Estate Planner Nov-Dec 2000
Few of us are prepared to oversee the financial affairs of a recently deceased relative or close friend’s estate. Nevertheless, it would not be unusual for such a person to name you as executor (or personal representative) of his or her will.
Of course you could decline the offer. Circumstances may have changed since your relative or friend asked you to be executor — or he or she may never have consulted you. And, perhaps, a successor such as a bank or trust company could better serve the family. But if you decide to accept the responsibility of executor, you could have a long and complicated task ahead. Let’s review some of the duties you’ll perform as executor and then examine the steps necessary to administer the estate.
Duties of the Executor
Running an estate is similar to running a business. You’ll have to make decisions regarding each asset and claim. The first month or so of the estate’s administration will be busy. Your duties as executor may include:
- Collecting and managing estate assets,
Investing estate assets to preserve value,
- Directing the payment of taxes, debts and administration expenses from estate assets, and
- Distributing the remaining estate assets to the named beneficiaries or heirs in accordance with the terms of the will.

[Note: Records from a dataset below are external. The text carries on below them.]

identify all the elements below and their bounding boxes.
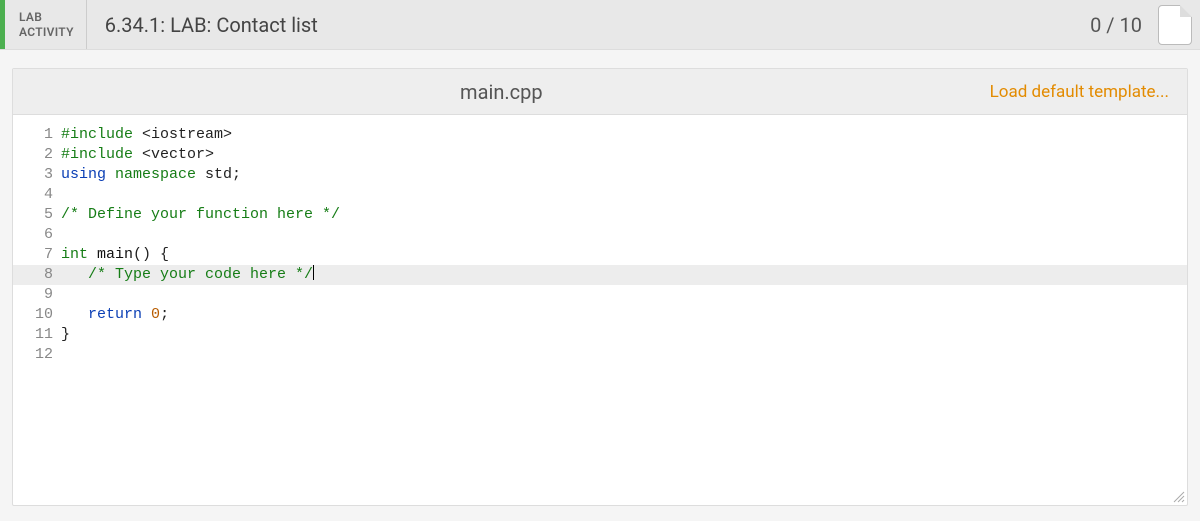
score-display: 0 / 10 bbox=[1090, 0, 1154, 49]
code-editor[interactable]: 1#include <iostream> 2#include <vector> … bbox=[13, 115, 1187, 365]
bookmark-button[interactable] bbox=[1158, 5, 1192, 45]
line-number: 10 bbox=[13, 305, 61, 325]
line-number: 7 bbox=[13, 245, 61, 265]
line-number: 9 bbox=[13, 285, 61, 305]
code-line: 9 bbox=[13, 285, 1187, 305]
badge-line-2: ACTIVITY bbox=[19, 25, 74, 39]
code-line: 4 bbox=[13, 185, 1187, 205]
line-number: 8 bbox=[13, 265, 61, 285]
code-line: 2#include <vector> bbox=[13, 145, 1187, 165]
code-line: 7int main() { bbox=[13, 245, 1187, 265]
line-number: 5 bbox=[13, 205, 61, 225]
code-line: 5/* Define your function here */ bbox=[13, 205, 1187, 225]
line-number: 4 bbox=[13, 185, 61, 205]
line-number: 3 bbox=[13, 165, 61, 185]
code-line: 6 bbox=[13, 225, 1187, 245]
lab-header: LAB ACTIVITY 6.34.1: LAB: Contact list 0… bbox=[0, 0, 1200, 50]
filename-label: main.cpp bbox=[13, 80, 990, 104]
code-line: 3using namespace std; bbox=[13, 165, 1187, 185]
line-number: 1 bbox=[13, 125, 61, 145]
editor-header: main.cpp Load default template... bbox=[13, 69, 1187, 115]
line-number: 12 bbox=[13, 345, 61, 365]
line-number: 2 bbox=[13, 145, 61, 165]
load-default-template-link[interactable]: Load default template... bbox=[990, 82, 1187, 102]
resize-handle-icon[interactable] bbox=[1171, 489, 1185, 503]
line-number: 6 bbox=[13, 225, 61, 245]
lab-title: 6.34.1: LAB: Contact list bbox=[87, 0, 1090, 49]
editor-panel: main.cpp Load default template... 1#incl… bbox=[12, 68, 1188, 506]
code-line-active: 8 /* Type your code here */ bbox=[13, 265, 1187, 285]
code-line: 12 bbox=[13, 345, 1187, 365]
text-cursor bbox=[313, 265, 314, 280]
code-line: 11} bbox=[13, 325, 1187, 345]
lab-activity-badge: LAB ACTIVITY bbox=[5, 0, 87, 49]
code-line: 1#include <iostream> bbox=[13, 125, 1187, 145]
line-number: 11 bbox=[13, 325, 61, 345]
badge-line-1: LAB bbox=[19, 10, 74, 24]
code-line: 10 return 0; bbox=[13, 305, 1187, 325]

You’ll need professional advice and assistance throughout the administration of the estate. Assemble a team consisting of an accountant (particularly one who is familiar with the decedent’s financial and tax records), an attorney qualified in estate and trust administration, a life insurance broker with expertise in filing insurance claims, and, in large estates, a financial manager or advisor. You may be able to combine various functions in one firm or individual or choose to spread the duties among several. You may also need to establish banking and brokerage relationships for the estate.
Administering the Estate
Once you assemble your team of professional estate advisors, begin preparing to administer the estate or trust. Your team members may assume many of the specific tasks, but you need to understand the steps involved in the administration. Here’s a brief explanation of those steps:
1. Confirm that appropriate funeral arrangements have been made.
2. Safeguard the decedent’s household and assets until you’ve taken control of them. This may involve changing locks or notifying asset holders and power of attorney users of the decedent’s death.
3. Locate the original will and file it with the appropriate supervisory court — usually a probate court.
4. Determine whether a formal reading of the will is required and whether to send a copy, summary or outline to interested parties.
5. Have the will formally accepted in a probate court and have yourself appointed as the personal representative of the estate.
6. Direct the post office to forward the decedent’s mail to you.
7. File Form 56 with the IRS, advising that you are the estate’s personal representative and entitled to receive all IRS notices.
8. Determine the nature and extent of the decedent’s assets and family benefit plans. These may include the contents of safe deposit boxes; Veteran’s Administration and fraternal organization benefits; existing qualified benefit plans; and individual retirement accounts, securities, and brokerage and banking accounts.
9. Determine whether the estate should pay the surviving spouse and minor children awards or allowances and whether Social Security benefits are available.
10. File medical insurance claims for payment or reimbursement of expenses for the decedent’s last medical care.
11. Identify life insurance policies, file claims for proceeds and obtain Form 712 from the insurance companies for use with the federal estate tax return.
12. Determine what formal notices you need to give to interested parties and the type of notice court rules require be published in a local newspaper.
13. Ascertain the estate’s liabilities, such as the decedent’s debts, bank loans, mortgages and auto loans, and arrange for payments or settlement.
14. Formally object to all questionable claims against the estate.
15. Arrange for valuation of all assets except cash items and marketable securities. This includes real estate (residence, investment and business), closely held business interests, investment interests in partnerships and limited liability companies, and tangible personal property — including personal effects, jewelry, antiques and art collections.
16. Prepare an estate asset inventory and determine whether you need to file a copy with the court and whether beneficiaries should receive copies now or later.
17. File the decedent’s income tax return for the prior year (if unfiled) and for the year of death.
18. File income tax returns for the estate.
19. File federal estate tax returns and state estate or inheritance tax returns for the estate and related trusts.
20. Determine whether you need to file gift tax and generation-skipping tax returns for the year of death and for prior years.
Look Out for Trouble
If you assemble a competent team and delegate many of the executor duties to professionals, you may ultimately have a rewarding experience. But if there is a disgruntled heir, a confusing or ambiguous will, or a conflict among family members, your experience may be frustrating and difficult. If you decide to serve as executor, make certain you understand what may lie ahead.